Conseguentemente, al comma 2, aggiungere in fine la seguente lettera: 

d-bis) devono prevedere, al fine di tutelare la sicurezza nazionale, criteri di premialità per le proposte o per le offerte che contemplino l’uso di tecnologie di cybersicurezza italiane o di Paesi appartenenti all’Unione europea o di Paesi aderenti alla NATO al fine di conseguire l’autonomia tecnologica e strategica nell’ambito della cybersicurezza”. 

Non sarebbe meglio indicare Paesi “trusted”?

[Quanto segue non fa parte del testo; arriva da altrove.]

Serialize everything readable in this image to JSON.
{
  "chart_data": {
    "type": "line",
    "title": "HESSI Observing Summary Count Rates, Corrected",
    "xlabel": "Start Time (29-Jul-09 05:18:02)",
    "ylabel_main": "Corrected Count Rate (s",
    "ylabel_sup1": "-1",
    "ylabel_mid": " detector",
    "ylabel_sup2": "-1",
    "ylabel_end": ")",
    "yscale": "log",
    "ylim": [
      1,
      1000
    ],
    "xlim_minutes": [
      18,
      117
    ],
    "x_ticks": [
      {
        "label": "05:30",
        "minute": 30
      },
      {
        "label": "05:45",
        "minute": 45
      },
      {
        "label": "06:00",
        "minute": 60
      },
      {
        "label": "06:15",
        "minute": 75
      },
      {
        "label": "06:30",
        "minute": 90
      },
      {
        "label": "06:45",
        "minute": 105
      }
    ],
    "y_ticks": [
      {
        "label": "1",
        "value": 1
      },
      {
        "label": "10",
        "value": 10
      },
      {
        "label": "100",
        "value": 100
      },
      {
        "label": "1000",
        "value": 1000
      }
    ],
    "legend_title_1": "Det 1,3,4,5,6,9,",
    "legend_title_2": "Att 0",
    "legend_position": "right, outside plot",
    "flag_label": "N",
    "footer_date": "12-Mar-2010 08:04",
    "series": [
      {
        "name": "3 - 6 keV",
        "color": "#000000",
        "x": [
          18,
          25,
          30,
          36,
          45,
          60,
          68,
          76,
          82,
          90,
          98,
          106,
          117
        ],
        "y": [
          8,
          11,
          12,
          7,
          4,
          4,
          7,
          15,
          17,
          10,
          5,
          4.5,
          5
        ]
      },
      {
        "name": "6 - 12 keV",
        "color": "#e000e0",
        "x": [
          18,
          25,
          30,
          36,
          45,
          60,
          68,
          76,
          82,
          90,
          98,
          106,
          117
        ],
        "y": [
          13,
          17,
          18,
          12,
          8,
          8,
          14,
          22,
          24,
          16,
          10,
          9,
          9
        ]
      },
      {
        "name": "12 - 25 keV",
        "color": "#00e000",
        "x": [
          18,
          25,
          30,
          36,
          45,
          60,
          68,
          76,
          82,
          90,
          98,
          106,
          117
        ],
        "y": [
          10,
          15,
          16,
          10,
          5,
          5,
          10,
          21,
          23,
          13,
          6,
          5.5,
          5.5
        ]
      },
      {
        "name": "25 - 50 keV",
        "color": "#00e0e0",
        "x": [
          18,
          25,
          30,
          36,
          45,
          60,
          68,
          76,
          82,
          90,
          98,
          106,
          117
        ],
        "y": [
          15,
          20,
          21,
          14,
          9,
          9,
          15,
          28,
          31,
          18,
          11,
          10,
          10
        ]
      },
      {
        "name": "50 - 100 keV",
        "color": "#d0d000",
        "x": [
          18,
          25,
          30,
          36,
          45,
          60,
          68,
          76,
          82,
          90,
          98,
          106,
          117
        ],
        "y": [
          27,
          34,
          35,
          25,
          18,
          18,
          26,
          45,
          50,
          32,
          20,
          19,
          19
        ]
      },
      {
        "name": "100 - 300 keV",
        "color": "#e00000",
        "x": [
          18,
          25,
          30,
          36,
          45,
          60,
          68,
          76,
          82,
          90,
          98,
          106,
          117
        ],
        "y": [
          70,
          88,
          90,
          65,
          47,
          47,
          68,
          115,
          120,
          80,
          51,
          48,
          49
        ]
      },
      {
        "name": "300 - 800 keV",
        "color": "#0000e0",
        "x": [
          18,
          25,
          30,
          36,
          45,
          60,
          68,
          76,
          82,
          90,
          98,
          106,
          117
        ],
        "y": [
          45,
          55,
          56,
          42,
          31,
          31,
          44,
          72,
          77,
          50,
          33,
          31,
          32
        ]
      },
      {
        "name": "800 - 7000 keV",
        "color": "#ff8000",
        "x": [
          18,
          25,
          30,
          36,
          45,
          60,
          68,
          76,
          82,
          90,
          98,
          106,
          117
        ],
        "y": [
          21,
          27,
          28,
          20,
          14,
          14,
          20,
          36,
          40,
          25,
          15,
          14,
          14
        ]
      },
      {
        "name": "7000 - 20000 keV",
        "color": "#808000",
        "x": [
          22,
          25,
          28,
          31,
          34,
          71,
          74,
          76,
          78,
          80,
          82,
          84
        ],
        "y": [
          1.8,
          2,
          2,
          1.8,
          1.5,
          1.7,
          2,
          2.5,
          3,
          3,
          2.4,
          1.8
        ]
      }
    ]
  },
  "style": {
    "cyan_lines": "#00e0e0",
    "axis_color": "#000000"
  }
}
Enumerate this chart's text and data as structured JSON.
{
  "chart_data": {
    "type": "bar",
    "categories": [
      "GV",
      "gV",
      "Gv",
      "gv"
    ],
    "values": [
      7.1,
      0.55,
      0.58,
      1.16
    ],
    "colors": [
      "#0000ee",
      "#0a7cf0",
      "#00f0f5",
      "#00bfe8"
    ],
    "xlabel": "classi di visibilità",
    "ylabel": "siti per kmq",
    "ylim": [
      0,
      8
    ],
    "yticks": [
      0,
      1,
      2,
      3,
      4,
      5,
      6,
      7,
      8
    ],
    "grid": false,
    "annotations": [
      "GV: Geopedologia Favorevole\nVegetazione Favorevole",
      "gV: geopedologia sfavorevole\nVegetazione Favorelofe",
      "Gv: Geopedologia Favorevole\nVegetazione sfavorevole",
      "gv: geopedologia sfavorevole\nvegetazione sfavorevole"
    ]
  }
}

Ma cosa c’entra la NATO se la finalità è (o meglio era) quella di contribuire al conseguimento dell’autonomia tecnologica e strategica europea e di prevenire il paradossale effetto che, con la crescita del mercato cyber, possano aumentare le forniture di tecnologie straniere esponendo così l’Italia ad un rischio geopolitico?

Al posto di questo “bando” clamoroso, non sarebbe meglio indicare Paesi “trusted” e alle cui aziende cyber attribuire il concetto di premialità?

Se questo emendamento dovesse essere confermato nell’Aula di Montecitorio, dove il testo del disegno di legge è atteso da lunedì 13 maggio per la discussione generale, sarebbe un grande schiaffio alla tanto (solo) decantata sovranità tecnologica e digitale nazionale-europea.

Infine, l’altra beffa che emerge dal testo del ddl finalizzato dalle due Commissioni e votato solo dai partiti di maggioranza – si sono astenuti il Movimento 5 stelle, il Partito democratico, Alleanza Verdi e Sinistra e Italia viva – è l’assenza di fondi dedicati, aggiuntivi, nuovi, per realizzare quanto è previsto del testo in esame. Il disegno di legge, che sta per approdare nell’Aula della Camera dei Deputati, prevede di aumentare le difese cyber dell’Italia a “invarianza finanziaria”. Ossia senza una quota ad hoc. Senza nuovi fondi pubblici per “accompagnare” i tanti nuovi soggetti interessati a conformarsi agli obblighi previsti. 

Se il Governo avesse presentato un disegno di legge sulla sicurezza tradizionale, quella fisica, avremmo sentito dai promotori e letto nel testo “più risorse economiche alle forze dell’Ordine”.

Quello che vale offline, vale anche online.
E quindi anche nel cyberspazio.

Ma manca ancora questa piena cultura della cybersicurezza?